I like it, it will look like a pro made it when its all grown in. 
What kind of fish/shrimp are you planning to put in, if any?
oh yea put a lil more water in it the rimless tanks look good when they are full of water.


----------



## MARIMOBALL (Jun 20, 2007)

did you make the stand yourself? cuz Im getting a 30C also and Im looking for ideas.


----------



## insomniaclush (Jan 14, 2008)

DMHdispute said:


> What kind of fish/shrimp are you planning to put in, if any?
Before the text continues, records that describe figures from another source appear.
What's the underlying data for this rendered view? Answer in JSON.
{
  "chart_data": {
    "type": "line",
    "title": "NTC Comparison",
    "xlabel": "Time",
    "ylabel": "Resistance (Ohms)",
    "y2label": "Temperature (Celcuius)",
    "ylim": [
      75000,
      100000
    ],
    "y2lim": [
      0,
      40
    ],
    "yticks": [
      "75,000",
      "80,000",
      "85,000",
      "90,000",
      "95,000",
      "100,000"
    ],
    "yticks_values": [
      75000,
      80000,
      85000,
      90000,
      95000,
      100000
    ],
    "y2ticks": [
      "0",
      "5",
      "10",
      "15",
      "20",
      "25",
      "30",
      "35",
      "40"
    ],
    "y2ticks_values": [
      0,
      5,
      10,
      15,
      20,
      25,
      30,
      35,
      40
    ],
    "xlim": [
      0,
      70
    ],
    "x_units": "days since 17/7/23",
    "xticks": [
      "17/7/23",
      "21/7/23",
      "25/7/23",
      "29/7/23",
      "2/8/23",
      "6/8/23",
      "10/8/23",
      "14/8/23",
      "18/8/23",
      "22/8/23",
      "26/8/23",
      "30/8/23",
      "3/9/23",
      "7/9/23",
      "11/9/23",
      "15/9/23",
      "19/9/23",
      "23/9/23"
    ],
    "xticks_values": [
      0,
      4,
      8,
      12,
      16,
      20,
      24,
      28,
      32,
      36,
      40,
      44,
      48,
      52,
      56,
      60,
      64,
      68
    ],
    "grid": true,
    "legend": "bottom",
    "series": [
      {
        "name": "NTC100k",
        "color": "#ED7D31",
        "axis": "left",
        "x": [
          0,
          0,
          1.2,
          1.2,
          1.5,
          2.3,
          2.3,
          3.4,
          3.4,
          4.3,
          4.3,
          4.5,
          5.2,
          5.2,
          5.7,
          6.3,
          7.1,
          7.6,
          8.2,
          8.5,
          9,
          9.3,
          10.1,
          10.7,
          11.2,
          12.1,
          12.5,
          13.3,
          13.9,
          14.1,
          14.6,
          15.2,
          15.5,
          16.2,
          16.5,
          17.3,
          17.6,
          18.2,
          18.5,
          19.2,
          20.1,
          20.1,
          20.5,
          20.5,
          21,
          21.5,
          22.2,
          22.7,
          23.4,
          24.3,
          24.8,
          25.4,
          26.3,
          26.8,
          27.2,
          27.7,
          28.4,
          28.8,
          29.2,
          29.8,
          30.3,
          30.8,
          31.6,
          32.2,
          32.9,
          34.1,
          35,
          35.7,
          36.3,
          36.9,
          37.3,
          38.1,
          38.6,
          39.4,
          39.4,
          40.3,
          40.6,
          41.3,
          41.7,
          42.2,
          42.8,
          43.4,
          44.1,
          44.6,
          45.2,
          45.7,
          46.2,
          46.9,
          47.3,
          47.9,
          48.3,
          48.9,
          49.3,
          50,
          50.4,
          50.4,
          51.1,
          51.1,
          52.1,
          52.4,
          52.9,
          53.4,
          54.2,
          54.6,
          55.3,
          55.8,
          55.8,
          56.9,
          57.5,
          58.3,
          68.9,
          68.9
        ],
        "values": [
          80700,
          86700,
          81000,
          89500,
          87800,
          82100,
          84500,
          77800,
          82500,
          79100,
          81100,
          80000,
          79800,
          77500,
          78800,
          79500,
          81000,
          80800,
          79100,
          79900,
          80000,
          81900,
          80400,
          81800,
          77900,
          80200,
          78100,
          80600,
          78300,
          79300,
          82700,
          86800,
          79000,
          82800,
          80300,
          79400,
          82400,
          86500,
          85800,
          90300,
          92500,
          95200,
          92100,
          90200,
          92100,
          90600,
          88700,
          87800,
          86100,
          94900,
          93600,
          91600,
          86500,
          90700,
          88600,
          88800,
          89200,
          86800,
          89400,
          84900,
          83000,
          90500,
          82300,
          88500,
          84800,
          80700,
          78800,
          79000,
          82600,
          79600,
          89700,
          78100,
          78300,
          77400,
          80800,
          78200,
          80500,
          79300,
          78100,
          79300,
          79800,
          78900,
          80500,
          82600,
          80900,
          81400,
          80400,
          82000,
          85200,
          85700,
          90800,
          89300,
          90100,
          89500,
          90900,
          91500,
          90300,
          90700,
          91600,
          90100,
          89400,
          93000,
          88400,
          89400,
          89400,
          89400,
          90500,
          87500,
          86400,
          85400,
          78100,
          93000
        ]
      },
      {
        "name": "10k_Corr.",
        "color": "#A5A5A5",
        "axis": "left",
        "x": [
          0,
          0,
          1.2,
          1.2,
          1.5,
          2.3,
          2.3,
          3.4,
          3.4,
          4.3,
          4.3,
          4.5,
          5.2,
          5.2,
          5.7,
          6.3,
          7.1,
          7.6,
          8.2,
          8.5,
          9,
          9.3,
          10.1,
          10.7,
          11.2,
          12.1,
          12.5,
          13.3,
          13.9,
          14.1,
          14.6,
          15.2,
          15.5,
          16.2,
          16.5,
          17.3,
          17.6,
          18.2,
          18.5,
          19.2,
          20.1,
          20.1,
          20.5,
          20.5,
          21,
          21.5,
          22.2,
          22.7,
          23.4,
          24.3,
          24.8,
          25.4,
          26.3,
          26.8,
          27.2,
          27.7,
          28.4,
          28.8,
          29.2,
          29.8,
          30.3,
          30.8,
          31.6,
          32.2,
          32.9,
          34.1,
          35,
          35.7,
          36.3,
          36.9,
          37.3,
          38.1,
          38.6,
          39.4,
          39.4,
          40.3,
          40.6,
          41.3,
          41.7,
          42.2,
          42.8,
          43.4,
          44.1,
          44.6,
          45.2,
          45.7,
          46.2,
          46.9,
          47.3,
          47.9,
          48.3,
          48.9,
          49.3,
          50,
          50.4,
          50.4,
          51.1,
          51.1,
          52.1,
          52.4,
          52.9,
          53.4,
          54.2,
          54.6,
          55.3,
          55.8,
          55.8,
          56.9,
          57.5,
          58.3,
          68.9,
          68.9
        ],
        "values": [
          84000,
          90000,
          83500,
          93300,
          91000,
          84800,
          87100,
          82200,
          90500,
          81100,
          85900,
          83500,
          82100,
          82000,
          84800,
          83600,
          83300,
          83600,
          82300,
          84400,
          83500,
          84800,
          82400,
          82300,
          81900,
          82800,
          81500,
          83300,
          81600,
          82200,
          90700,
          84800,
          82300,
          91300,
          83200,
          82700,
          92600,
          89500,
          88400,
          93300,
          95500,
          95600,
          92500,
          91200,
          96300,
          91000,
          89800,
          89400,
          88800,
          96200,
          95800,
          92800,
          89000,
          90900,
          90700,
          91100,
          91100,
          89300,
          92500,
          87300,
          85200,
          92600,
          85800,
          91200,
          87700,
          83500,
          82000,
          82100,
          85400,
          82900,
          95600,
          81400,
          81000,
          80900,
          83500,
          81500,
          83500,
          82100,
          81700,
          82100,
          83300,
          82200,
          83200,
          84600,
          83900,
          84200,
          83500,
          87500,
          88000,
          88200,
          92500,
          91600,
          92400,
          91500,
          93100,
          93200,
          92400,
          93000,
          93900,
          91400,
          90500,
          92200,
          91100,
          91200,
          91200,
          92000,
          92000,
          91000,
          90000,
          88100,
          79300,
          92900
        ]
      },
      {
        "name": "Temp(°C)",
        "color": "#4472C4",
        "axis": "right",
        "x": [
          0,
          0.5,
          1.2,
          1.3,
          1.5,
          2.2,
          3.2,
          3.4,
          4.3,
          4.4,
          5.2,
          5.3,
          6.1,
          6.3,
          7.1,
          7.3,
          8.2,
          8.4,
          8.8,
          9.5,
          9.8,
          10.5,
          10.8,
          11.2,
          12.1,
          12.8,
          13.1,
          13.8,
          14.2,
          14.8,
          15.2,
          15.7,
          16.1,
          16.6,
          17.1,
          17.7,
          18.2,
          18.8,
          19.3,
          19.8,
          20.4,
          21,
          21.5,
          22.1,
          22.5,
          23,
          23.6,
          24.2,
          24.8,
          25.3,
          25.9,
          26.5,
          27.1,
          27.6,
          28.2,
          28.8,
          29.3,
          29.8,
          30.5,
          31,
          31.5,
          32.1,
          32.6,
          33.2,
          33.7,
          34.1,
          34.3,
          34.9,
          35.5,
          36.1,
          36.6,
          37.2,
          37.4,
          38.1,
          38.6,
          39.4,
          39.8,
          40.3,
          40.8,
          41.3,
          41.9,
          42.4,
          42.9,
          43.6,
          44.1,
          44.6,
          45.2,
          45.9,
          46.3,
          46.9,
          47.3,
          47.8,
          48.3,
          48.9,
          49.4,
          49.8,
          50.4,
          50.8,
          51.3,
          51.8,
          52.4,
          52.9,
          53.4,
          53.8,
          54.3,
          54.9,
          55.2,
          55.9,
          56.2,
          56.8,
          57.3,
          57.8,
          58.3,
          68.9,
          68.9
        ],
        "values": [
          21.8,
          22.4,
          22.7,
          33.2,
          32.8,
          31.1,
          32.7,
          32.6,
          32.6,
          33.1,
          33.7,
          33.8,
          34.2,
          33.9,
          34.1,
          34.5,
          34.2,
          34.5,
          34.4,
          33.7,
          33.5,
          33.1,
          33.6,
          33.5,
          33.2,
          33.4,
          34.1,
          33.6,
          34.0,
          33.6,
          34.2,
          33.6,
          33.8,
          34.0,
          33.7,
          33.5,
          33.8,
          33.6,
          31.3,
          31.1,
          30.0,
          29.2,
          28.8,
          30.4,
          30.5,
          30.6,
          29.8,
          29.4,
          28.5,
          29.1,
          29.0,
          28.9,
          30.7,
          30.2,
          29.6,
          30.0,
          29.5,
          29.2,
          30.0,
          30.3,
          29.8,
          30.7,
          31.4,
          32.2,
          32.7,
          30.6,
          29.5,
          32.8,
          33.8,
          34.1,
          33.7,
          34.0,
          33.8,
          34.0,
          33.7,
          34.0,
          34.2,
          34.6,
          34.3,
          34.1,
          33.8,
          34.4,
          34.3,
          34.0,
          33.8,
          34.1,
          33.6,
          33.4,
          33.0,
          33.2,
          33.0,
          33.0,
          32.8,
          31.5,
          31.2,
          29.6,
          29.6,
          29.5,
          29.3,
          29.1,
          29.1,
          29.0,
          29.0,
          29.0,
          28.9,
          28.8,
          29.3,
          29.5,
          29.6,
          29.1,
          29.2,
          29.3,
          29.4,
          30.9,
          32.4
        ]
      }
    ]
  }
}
Once it cycles I was thinking about putting some Phoenix Rasboras( Boraras merah )in w/ a few Bumble Bee Shrimp (Caridina trifasciata) and some Red Cherry Shrimp.


----------



## insomniaclush (Jan 14, 2008)

MARIMOBALL said:


> did you make the stand yourself? cuz Im getting a 30C also and Im looking for ideas.


 Yes I did. Getto though
I found a couple of cheap ikea book stands set aside for the trash. I took them home and pulled everything apart, sanded off all the finish and covered all the holes. Sunck in all the screws and covered them w/ wood putty, sanded down and added a door. Then a couple coats of primer and a couple coats of matblack finish done and done...


----------



## Jervis (Feb 22, 2008)

insomniaclush said:


> Once it cycles I was thinking about putting some Phoenix Rasboras( Boraras merah )in w/ a few Bumble Bee Shrimp (Caridina trifasciata) and some Red Cherry Shrimp.


Very nice Fauna selection there... I got a 30cm ADA cube too... but your layout is much more defined


----------



## insomniaclush (Jan 14, 2008)

Here is some pic's of the *getto* ada wanna-be stand I put together for this tank...


----------



## MARIMOBALL (Jun 20, 2007)

The stand looks great thanks for the photos.


----------



## insomniaclush (Jan 14, 2008)

*Week 3 Update*

Everything seems to be growing up and out just fine. I had a severe algae
problem lastweek, i wasn't paying attention to the sunlight comming into the room. Quite a bit of sunlight was hitting the two rocks on the left of the tank. So now I've added a new clean up crew and they are doing awesome at it. 
I put two little zebra danios to help w/ cycling the tank (not going to be there permanent home). 
And the clean-up crew consists of 6 Cherry Red shrimp, 3 orange bumblebee shrimp, and two Amano Shrimp. I was going to stock black N' white bumblebees but I saw these guys @ the LFS and couldn't pass them up. The orange and reds of these shrimp contrast perfectly against the very bright greens of the Riccia and HC...


----------



## foofooree (Mar 11, 2007)

what is that orange shrimp in that last photo? Is it some kind of neocardina?


----------



## insomniaclush (Jan 14, 2008)

I don't know the scientific name. At the LFS,the only name listed was "orange bumblebee shrimp".


----------